Seoul’s Itaewan is the absolute best place to satisfy a traveler’s longing for culinary diversity.
When I first heard of Itaewan it was just a little place in Seoul where all the foreigners went to pretend they weren’t in Korea. It was sorta a seedy place that the government was slowly gentrifying by taking down the traditional hanok houses in the area and paving over crooked, old-fashioned cobblestone alleyways and back roads. Supposedly the crime rate was higher in Itaewan than other places in Seoul and Korea as a whole. I never had any issues.
People from all over the world go to Itaewan to find clothes and shoes in their sizes, food to their home tastes, and to communicate through their common language: English.
But last weekend I hit the jackpot of Itaewan. Just one street parallel to Itaewan’s main drag, right behind the iconic Hamilton Hotel, is a traveler’s food hiatus. The street is completely lined with restaurants, all boasting a different kind of world cuisine.
Of course the first thing I did was go for the Thai food at Buddha’s Belly. Tom yum plus some fried rice served in the shape of a silly face. Then it was Tomatillo’s, where you can score some pretty decent tacos and some very decent margaritas. We scored three for the price of two thanks to some promo going on. There was French food, TexMex galore, Italian, western comfort foods, Egyptian, Moroccan, Brazilian, and Turkish. There was a beautiful pastry shop with miniature pies in the window, including a perfectly whipped-up lemon meringue, banana cream, and strawberry rhubarb. So, go have a food fest. We certainly did.
Also, there’s a love motel in Sinchon called Daisy and it is located at the end of the long string of love motels right outside the Sinchon subway exit, behind the small police station. Daisy is easily the cheapest of the love motels in that area, at around 50,000 KRW a night on weekends and holidays. The elevator is laughably small. Chris and I had to back up into it with our backpacks on. There are also no frills or fancies in this one. You get the basics: big fat TV on the wall, toothpaste, robes, water bottles, and juice in the fridge. But don’t expect the sheets to be super clean.
For a more luxurious and centrally located stay, we splurged on the Motel D’oro our second night. It’s right in the heart of Itaewan, just behind the Meat Packing building and Los Amigos restaurant. It’ll run about 80,000 KRW a night on weekends, which is relatively cheap for Itaewan. You’ll get the fancy little bag of toiletries and industrial looking condoms, along with some beverages (Coke in tiny cans) and a pretty massive bed with a great sound system you can plug your iPhone into.
Side note: Investing in a plastic sheet is actually the best thing you can do if you plan on taking advantage of Korea’s love motel bargains. As awesome and quirky and generally affordable as they are, they’re not usually known for their cleanliness. Even in some of the nicer motels, I’ve found stains and pubic hair in the sheets. Recommendation: bring your plastic sheet and maybe a blanket and set up your own bed on top of the bed provided.

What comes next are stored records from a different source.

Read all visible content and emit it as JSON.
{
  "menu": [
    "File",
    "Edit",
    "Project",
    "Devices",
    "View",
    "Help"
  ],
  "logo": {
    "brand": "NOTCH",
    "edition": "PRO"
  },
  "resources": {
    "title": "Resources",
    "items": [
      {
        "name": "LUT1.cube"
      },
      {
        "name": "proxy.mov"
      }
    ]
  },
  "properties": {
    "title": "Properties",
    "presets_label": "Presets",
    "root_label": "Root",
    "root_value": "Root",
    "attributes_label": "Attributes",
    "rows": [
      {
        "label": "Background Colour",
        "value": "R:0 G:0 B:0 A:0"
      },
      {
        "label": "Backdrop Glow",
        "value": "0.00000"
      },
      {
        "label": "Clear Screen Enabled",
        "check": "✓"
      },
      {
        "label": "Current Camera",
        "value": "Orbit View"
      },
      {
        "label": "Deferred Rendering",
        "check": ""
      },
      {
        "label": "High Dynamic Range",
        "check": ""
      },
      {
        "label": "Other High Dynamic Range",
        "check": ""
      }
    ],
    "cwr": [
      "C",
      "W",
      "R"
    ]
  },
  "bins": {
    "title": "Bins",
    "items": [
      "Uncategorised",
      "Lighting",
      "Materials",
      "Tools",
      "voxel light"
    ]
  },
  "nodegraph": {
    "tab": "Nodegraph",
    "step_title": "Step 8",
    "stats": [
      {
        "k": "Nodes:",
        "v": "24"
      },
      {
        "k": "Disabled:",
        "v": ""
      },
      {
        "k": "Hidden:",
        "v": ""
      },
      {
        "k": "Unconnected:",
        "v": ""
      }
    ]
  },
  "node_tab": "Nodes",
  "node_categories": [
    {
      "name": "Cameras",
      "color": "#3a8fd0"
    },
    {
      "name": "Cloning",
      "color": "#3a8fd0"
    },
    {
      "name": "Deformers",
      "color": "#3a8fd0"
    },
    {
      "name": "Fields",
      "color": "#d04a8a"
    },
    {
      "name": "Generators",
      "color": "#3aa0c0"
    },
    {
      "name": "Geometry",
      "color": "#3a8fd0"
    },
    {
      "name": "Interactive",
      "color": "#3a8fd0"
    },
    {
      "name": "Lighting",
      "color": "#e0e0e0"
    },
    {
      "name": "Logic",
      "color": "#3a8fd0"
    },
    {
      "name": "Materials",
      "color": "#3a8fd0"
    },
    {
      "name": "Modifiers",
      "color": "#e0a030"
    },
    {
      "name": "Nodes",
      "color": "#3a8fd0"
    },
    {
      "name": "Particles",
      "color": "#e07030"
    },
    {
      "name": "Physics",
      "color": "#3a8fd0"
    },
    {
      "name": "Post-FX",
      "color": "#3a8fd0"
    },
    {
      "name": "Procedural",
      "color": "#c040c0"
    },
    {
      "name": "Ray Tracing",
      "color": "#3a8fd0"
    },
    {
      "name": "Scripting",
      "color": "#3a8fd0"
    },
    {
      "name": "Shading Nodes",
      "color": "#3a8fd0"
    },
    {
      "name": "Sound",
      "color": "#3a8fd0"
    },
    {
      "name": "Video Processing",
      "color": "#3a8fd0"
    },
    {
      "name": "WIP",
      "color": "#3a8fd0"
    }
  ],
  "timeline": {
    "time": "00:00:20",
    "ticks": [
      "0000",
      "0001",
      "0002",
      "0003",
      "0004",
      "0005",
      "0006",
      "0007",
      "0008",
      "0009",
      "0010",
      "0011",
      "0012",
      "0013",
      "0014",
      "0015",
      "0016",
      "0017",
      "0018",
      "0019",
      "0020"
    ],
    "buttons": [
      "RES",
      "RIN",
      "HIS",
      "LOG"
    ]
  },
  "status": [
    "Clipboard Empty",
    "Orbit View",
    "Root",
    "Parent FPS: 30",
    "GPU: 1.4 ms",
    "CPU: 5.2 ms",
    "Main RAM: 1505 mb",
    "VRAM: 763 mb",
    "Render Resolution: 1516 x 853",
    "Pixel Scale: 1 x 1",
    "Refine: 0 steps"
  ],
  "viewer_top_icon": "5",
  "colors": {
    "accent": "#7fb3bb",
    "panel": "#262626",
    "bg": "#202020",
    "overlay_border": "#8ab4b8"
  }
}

In other events, this is Chris’ last week in Korea and while I’m busy trying not to mourn his looming departure, I’m also trying to finish up my personal statements for the UCB J-school, which I have allowed to completely envelope my every energy molecule because I’ve slowly realized, over the course of this year, just how much this dream means to me and just how possible it is to achieve.

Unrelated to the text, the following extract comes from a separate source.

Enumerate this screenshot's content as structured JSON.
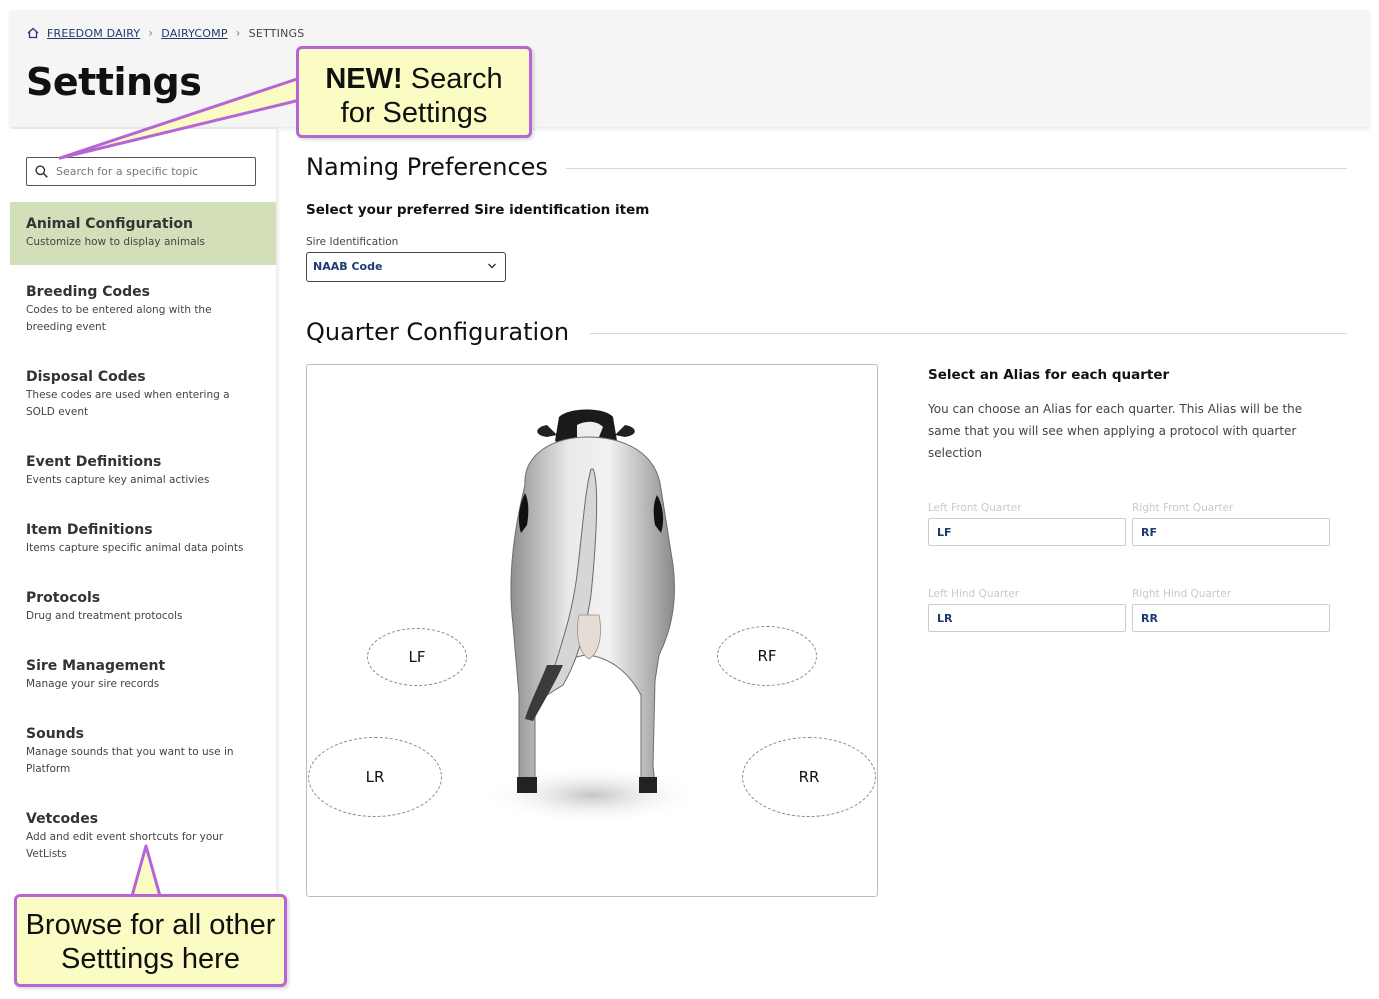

Of course, the dream of journaling my life away won’t stop if I can’t get in to J-school. That’s the beauty of journalism, there is plenty of room and opportunity to make it on your own. But in today’s climate, J-school really does seem like a better and faster route to becoming the expert I wanna become. The truth is that you have to learn how to be a journalist on the job, but the advantage of the super awesome program I’m applying for is that I can continue to do all of that but with the support and cushion of academia. Mistakes are inevitable and I think it’s better to make my mistakes in an academic setting then out there working as a freelancer, where they could cost me my job and reputation.
I was reading recently about how the Knight foundation, which funds a crap ton of stuff in journalism, like J-school programs, will eventually stop funding J-schools that do not adopt the teaching hospital model. I think this completely makes sense because there is no way you can learn journalism by sitting in a lecture hall, yet learning on the job in the so-called real world can have damaging consequences that threaten your career before it even begins. Creating a setting where students can have the best of both academia and hands-on job experience is ideal. Every academic program should be set up this way.
But in any event, I always wanted to become a professor in my later life, so getting a masters will help push me in that direction when I’m ready to go there.
But first, I must conquer the world.